En ce qui concerne la décision portant assignation à résidence :
10. Aux termes de l’article L. 731-3 du code de l’entrée et du séjour des étrangers et du droit d’asile : « L’autorité administrative peut autoriser l’étranger qui justifie être dans l’impossibilité de quitter le territoire français ou ne pouvoir ni regagner son pays d’origine ni se rendre dans aucun autre pays, à se maintenir provisoirement sur le territoire en l’assignant à résidence jusqu’à ce qu’existe une perspective raisonnable d’exécution de son obligation, dans les cas suivants : / 1° L’étranger fait l’objet d’une décision portant obligation de quitter le territoire français pour laquelle le délai de départ volontaire est expiré ou n’a pas été accordé () ». Aux termes de l’article L. 732-1 de ce code : « Les décisions d’assignation à résidence () sont motivées ».
11. M. B ne peut pas utilement se prévaloir des dispositions de l’article L. 211-3 du code des relations entre le public et l’administration à l’appui de son moyen tiré de l’insuffisance de motivation de la décision du 7 février 2025 portant assignation à résidence dès lors que la motivation de ces décisions est explicitement prévue par l’article L. 732-1 du code de l’entrée et du séjour des étrangers et du droit d’asile. En tout état de cause, cette décision est suffisamment motivée en droit par le visa notamment du 1° de l’article L. 731-3 du code de l’entrée et du séjour des étrangers et du droit d’asile et est suffisamment motivée en fait par la mention de ce que l’intéressé, qui a fait l’objet d’une obligation de quitter le territoire français prise par la préfète de Meurthe-et-Moselle le 7 février 2025 et qui justifie d’une adresse à Orléans, ne peut immédiatement ni regagner son pays d’origine, ni se rendre dans un autre pays. Par suite, le moyen tiré de l’insuffisance de motivation de la décision attaquée doit être en tout état de cause écarté comme manquant en fait.

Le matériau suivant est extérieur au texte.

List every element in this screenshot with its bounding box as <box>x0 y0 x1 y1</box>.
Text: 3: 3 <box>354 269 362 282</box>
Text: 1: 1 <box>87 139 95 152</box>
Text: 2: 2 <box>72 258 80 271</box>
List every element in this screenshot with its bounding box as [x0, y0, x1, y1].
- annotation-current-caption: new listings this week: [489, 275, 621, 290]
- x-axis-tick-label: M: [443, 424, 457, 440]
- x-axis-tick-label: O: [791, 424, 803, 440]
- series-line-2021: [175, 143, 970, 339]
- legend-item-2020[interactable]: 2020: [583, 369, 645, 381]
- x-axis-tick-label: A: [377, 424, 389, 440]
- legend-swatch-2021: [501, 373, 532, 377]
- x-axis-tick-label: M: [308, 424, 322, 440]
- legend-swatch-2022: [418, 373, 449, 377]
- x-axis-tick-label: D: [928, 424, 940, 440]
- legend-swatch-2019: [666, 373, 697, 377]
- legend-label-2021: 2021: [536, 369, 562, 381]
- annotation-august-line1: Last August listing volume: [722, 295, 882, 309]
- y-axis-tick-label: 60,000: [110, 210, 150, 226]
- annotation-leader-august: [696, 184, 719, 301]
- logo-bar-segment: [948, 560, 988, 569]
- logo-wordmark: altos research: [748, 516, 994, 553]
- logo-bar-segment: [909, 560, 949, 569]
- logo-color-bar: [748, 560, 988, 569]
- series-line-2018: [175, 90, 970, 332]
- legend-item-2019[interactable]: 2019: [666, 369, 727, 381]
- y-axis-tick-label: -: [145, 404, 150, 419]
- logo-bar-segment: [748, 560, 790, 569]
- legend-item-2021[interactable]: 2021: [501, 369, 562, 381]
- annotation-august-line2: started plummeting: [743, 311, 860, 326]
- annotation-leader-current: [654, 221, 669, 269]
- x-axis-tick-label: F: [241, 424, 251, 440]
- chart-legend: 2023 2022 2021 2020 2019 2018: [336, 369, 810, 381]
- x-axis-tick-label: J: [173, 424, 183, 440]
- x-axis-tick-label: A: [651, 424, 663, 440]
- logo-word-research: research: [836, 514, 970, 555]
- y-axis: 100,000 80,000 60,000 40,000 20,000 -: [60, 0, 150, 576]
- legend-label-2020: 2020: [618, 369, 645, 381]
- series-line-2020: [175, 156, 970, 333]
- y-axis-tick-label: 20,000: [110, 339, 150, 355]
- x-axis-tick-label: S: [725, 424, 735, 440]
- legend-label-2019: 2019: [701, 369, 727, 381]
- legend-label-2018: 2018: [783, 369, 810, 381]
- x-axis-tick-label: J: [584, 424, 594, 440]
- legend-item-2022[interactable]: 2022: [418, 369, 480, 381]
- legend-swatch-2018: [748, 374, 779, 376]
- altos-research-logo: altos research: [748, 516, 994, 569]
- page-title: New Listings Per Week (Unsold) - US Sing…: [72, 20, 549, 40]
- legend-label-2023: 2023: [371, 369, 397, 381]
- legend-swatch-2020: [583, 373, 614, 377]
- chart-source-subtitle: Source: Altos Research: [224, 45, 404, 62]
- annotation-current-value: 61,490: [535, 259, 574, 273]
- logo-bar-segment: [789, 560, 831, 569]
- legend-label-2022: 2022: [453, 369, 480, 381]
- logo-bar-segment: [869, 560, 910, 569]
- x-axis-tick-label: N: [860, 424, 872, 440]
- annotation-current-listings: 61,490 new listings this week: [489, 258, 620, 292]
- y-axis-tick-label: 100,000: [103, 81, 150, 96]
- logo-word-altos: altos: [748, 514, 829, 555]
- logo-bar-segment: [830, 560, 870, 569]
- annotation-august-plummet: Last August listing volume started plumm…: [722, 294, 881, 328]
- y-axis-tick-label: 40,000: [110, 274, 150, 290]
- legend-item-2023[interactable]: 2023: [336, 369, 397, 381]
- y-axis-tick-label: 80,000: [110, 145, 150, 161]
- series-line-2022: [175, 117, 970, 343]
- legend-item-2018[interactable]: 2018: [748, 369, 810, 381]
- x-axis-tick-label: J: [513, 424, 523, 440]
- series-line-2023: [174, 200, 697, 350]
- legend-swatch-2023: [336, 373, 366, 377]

12. Il résulte de ce qui précède que les conclusions à fin d’annulation présentées par M. B doivent être rejetées.
Sur les autres conclusions :
13. Eu égard à ce qui vient d’être énoncé, les conclusions de M. B à fin d’injonction doivent être, en tout état de cause, écartées, ainsi que celles présentées au titre des frais liés au litige.
D E C I D E :
Article 1er : Les requêtes n°s 2500598 et 2500667 de M. B sont rejetées.
Article 2 : Le présent jugement sera notifié à M. A B, à la préfète du Loiret et à la préfète de Meurthe-et-Moselle.

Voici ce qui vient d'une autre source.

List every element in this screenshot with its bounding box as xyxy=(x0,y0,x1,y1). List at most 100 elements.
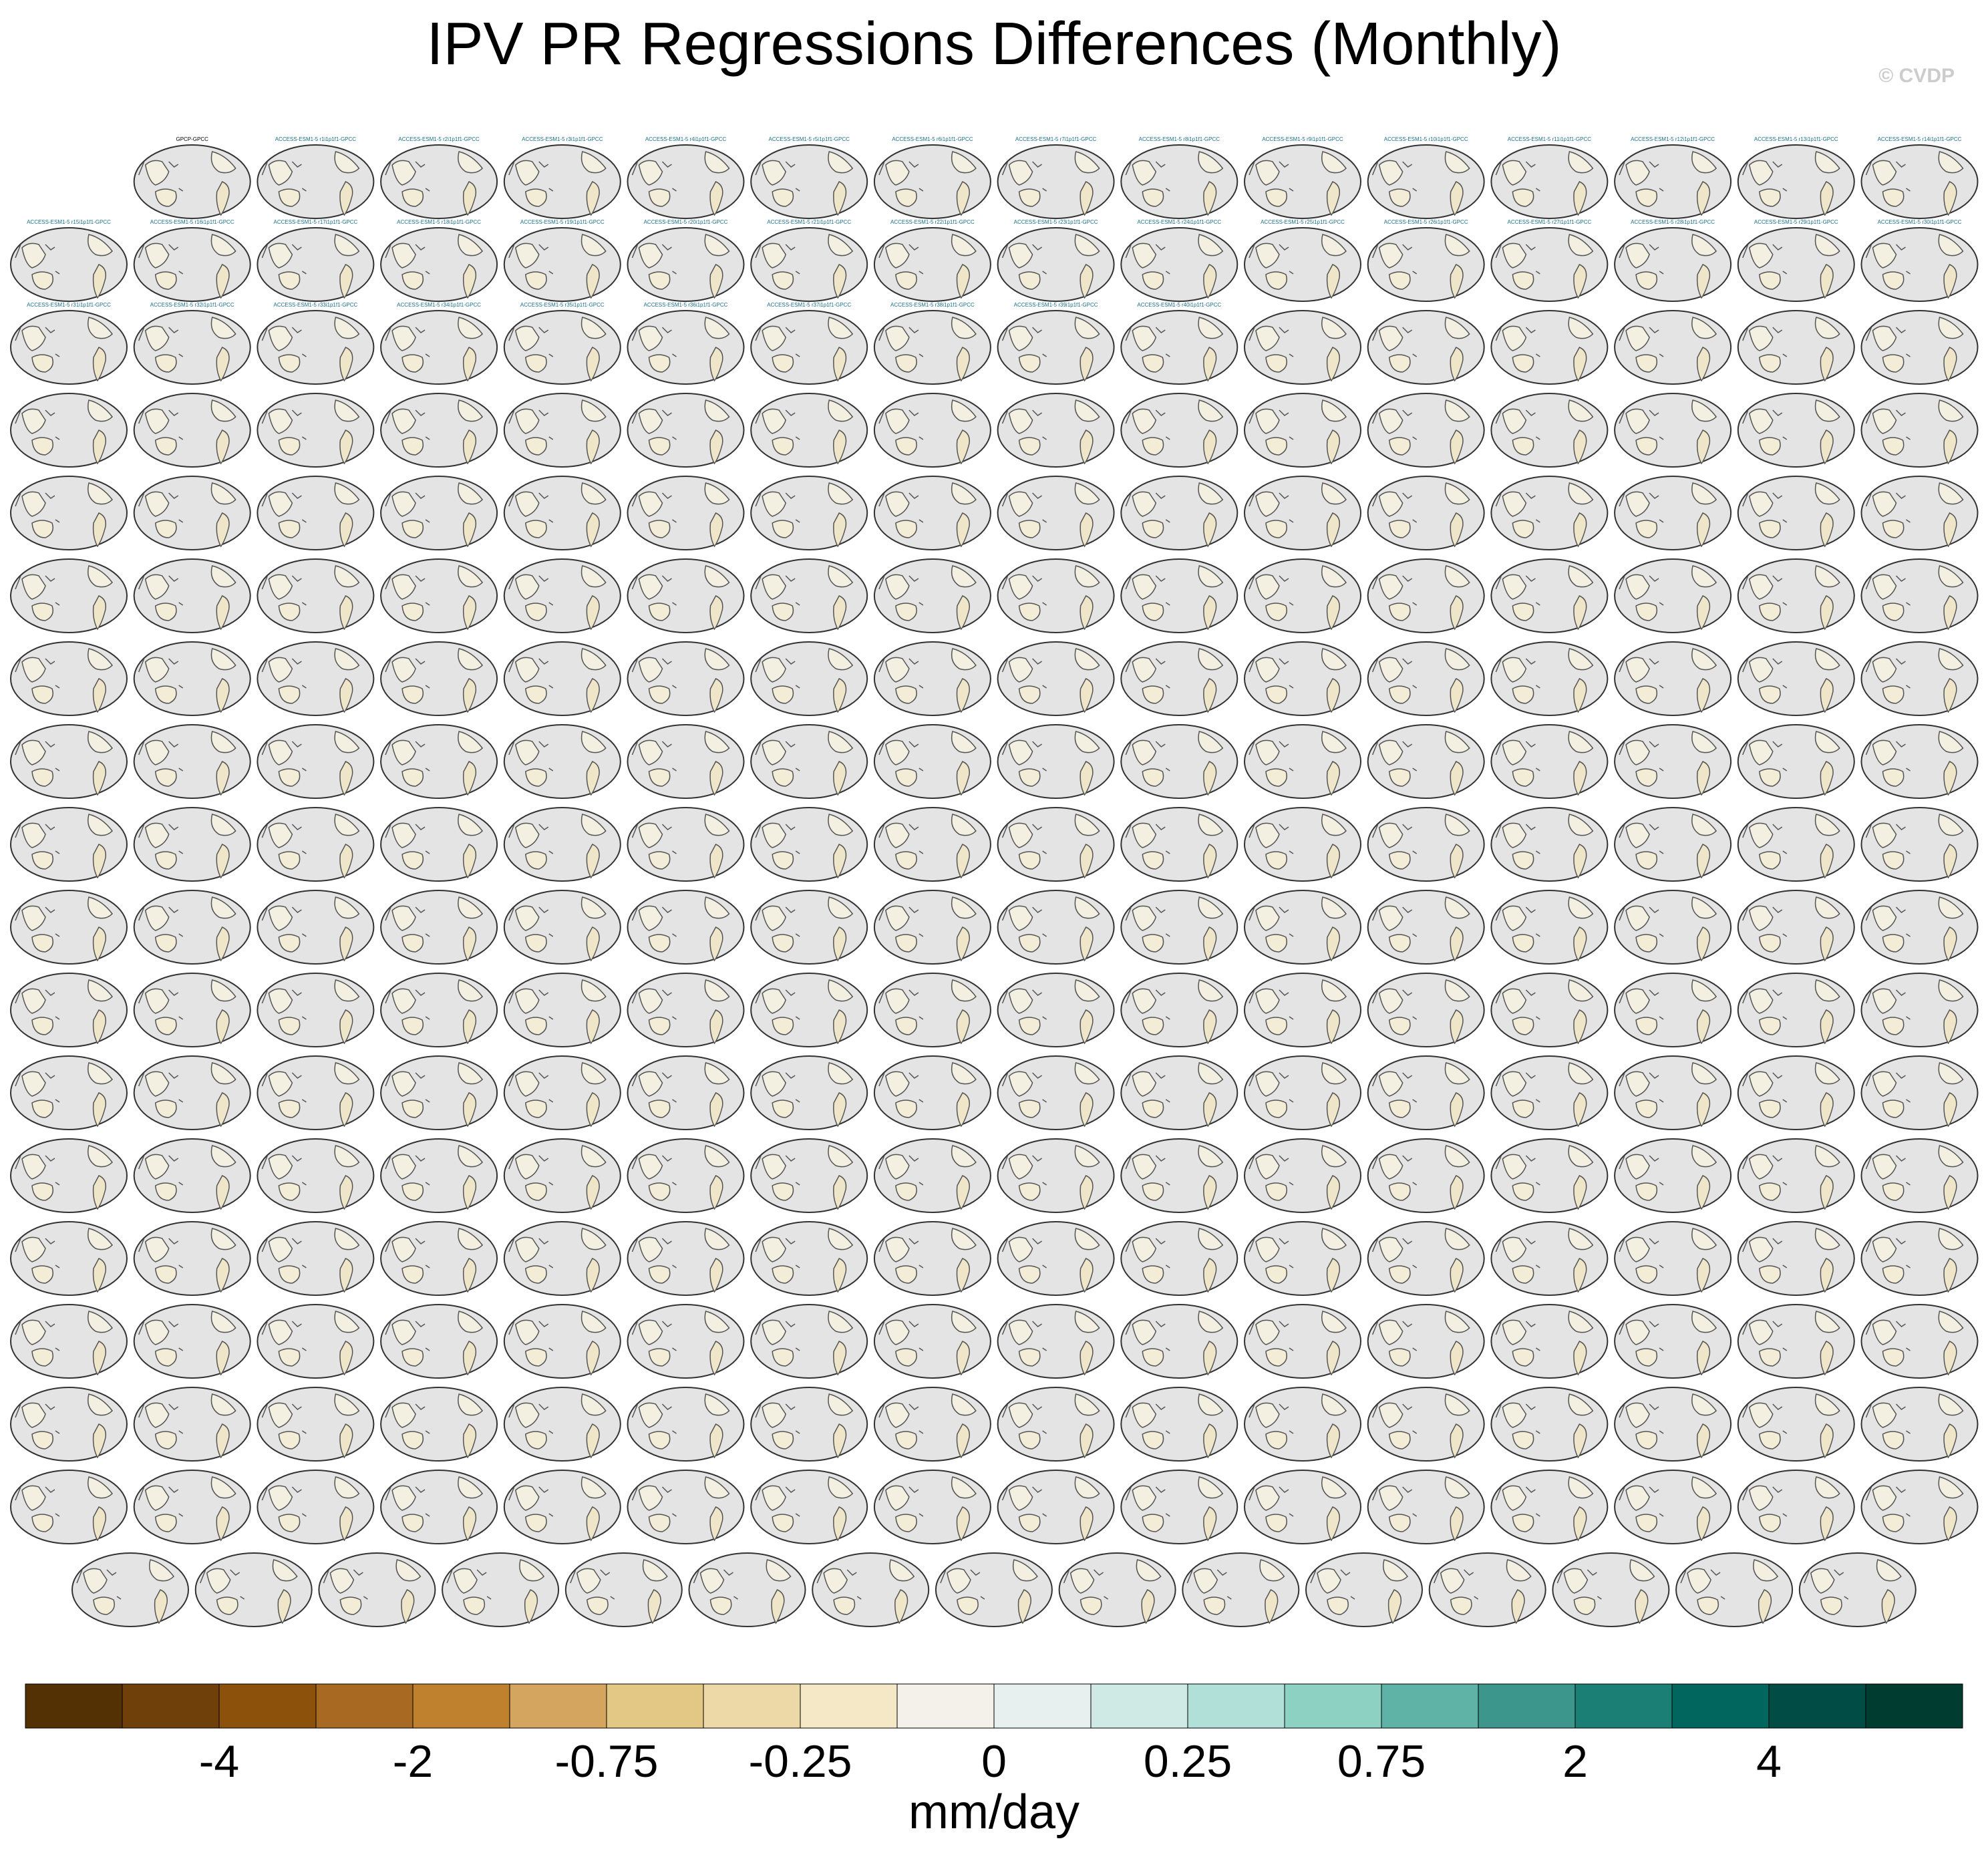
map-panel xyxy=(997,724,1115,799)
panel-title: ACCESS-ESM1-5 r2i1p1f1-GPCC xyxy=(398,136,480,142)
map-panel xyxy=(1860,1470,1979,1544)
map-panel xyxy=(873,1470,991,1544)
map-panel xyxy=(1737,144,1855,219)
map-panel xyxy=(1490,558,1609,633)
map-panel xyxy=(1120,476,1238,550)
map-panel xyxy=(380,724,498,799)
map-panel xyxy=(133,558,251,633)
panel-title: ACCESS-ESM1-5 r40i1p1f1-GPCC xyxy=(1137,302,1221,308)
map-panel xyxy=(688,1552,806,1627)
panel-title: ACCESS-ESM1-5 r21i1p1f1-GPCC xyxy=(767,219,851,225)
map-panel xyxy=(503,1138,621,1213)
colorbar-box xyxy=(1865,1683,1963,1729)
map-panel xyxy=(133,1055,251,1130)
map-panel xyxy=(750,1221,868,1296)
map-panel xyxy=(1367,1387,1485,1462)
map-panel xyxy=(997,807,1115,882)
map-panel xyxy=(627,393,745,468)
map-panel xyxy=(1737,1221,1855,1296)
map-panel xyxy=(1367,807,1485,882)
map-panel xyxy=(1367,890,1485,965)
map-panel xyxy=(1305,1552,1423,1627)
panel-title: ACCESS-ESM1-5 r38i1p1f1-GPCC xyxy=(890,302,975,308)
colorbar-box xyxy=(606,1683,704,1729)
map-panel xyxy=(873,724,991,799)
map-panel xyxy=(873,476,991,550)
map-panel xyxy=(1120,310,1238,385)
map-panel xyxy=(380,1470,498,1544)
panel-title: ACCESS-ESM1-5 r31i1p1f1-GPCC xyxy=(27,302,111,308)
map-panel xyxy=(1737,476,1855,550)
map-panel xyxy=(1367,1304,1485,1379)
map-panel xyxy=(380,1221,498,1296)
map-panel xyxy=(318,1552,436,1627)
map-panel xyxy=(1860,890,1979,965)
map-panel xyxy=(1244,1221,1361,1296)
map-panel xyxy=(627,144,745,219)
map-panel xyxy=(997,558,1115,633)
map-panel xyxy=(750,144,868,219)
map-panel xyxy=(750,1138,868,1213)
map-panel xyxy=(1737,1470,1855,1544)
map-panel xyxy=(380,890,498,965)
map-panel xyxy=(1490,890,1609,965)
map-panel xyxy=(133,1387,251,1462)
chart-title: IPV PR Regressions Differences (Monthly) xyxy=(427,11,1562,77)
panel-title: ACCESS-ESM1-5 r13i1p1f1-GPCC xyxy=(1754,136,1838,142)
map-panel xyxy=(1860,724,1979,799)
map-panel xyxy=(1860,476,1979,550)
map-panel xyxy=(1614,1304,1732,1379)
map-panel xyxy=(1860,310,1979,385)
map-panel xyxy=(750,393,868,468)
map-panel xyxy=(1860,1055,1979,1130)
colorbar-box xyxy=(122,1683,220,1729)
map-panel xyxy=(1614,724,1732,799)
map-panel xyxy=(997,641,1115,716)
map-panel xyxy=(873,310,991,385)
map-panel xyxy=(10,1387,128,1462)
map-panel xyxy=(1490,1470,1609,1544)
map-panel xyxy=(997,144,1115,219)
map-panel xyxy=(1367,1470,1485,1544)
panel-title: ACCESS-ESM1-5 r36i1p1f1-GPCC xyxy=(644,302,728,308)
panel-title: ACCESS-ESM1-5 r16i1p1f1-GPCC xyxy=(150,219,234,225)
map-panel xyxy=(997,1055,1115,1130)
map-panel xyxy=(1614,1221,1732,1296)
panel-title: GPCP-GPCC xyxy=(176,136,208,142)
map-panel xyxy=(750,1387,868,1462)
map-panel xyxy=(1367,1221,1485,1296)
map-panel xyxy=(1737,1055,1855,1130)
panel-title: ACCESS-ESM1-5 r15i1p1f1-GPCC xyxy=(27,219,111,225)
panel-title: ACCESS-ESM1-5 r23i1p1f1-GPCC xyxy=(1014,219,1098,225)
map-panel xyxy=(1614,890,1732,965)
map-panel xyxy=(1860,807,1979,882)
map-panel xyxy=(1244,1304,1361,1379)
colorbar-tick-label: -0.25 xyxy=(749,1736,852,1787)
panel-title: ACCESS-ESM1-5 r12i1p1f1-GPCC xyxy=(1631,136,1715,142)
map-panel xyxy=(997,310,1115,385)
map-panel xyxy=(133,144,251,219)
colorbar-box xyxy=(1478,1683,1576,1729)
map-panel xyxy=(750,641,868,716)
map-panel xyxy=(10,890,128,965)
panel-title: ACCESS-ESM1-5 r10i1p1f1-GPCC xyxy=(1384,136,1468,142)
map-panel xyxy=(257,310,375,385)
map-panel xyxy=(750,1055,868,1130)
map-panel xyxy=(1244,1055,1361,1130)
colorbar-label: mm/day xyxy=(908,1786,1080,1839)
map-panel xyxy=(997,1470,1115,1544)
colorbar-box xyxy=(800,1683,898,1729)
map-panel xyxy=(1244,558,1361,633)
map-panel xyxy=(1367,144,1485,219)
map-panel xyxy=(1367,310,1485,385)
panel-title: ACCESS-ESM1-5 r35i1p1f1-GPCC xyxy=(520,302,605,308)
map-panel xyxy=(1737,227,1855,302)
colorbar-box xyxy=(25,1683,123,1729)
map-panel xyxy=(133,393,251,468)
map-panel xyxy=(1120,973,1238,1047)
map-panel xyxy=(257,558,375,633)
map-panel xyxy=(257,1304,375,1379)
map-panel xyxy=(1614,1138,1732,1213)
colorbar-box xyxy=(1284,1683,1382,1729)
map-panel xyxy=(873,144,991,219)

Rendu public par mise à disposition au greffe le 17 mars 2025.
La magistrate désignée,
Sophie LESIEUXLa greffière,
Sébastien BIRCKEL
La République mande et ordonne à la préfète du Loiret et à la préfète de Meurthe-et-Moselle en ce qui les concerne ou à tous huissiers de justice à ce requis en ce qui concerne les voies de droit commun, contre les parties privées, de pourvoir à l’exécution de la présente décision.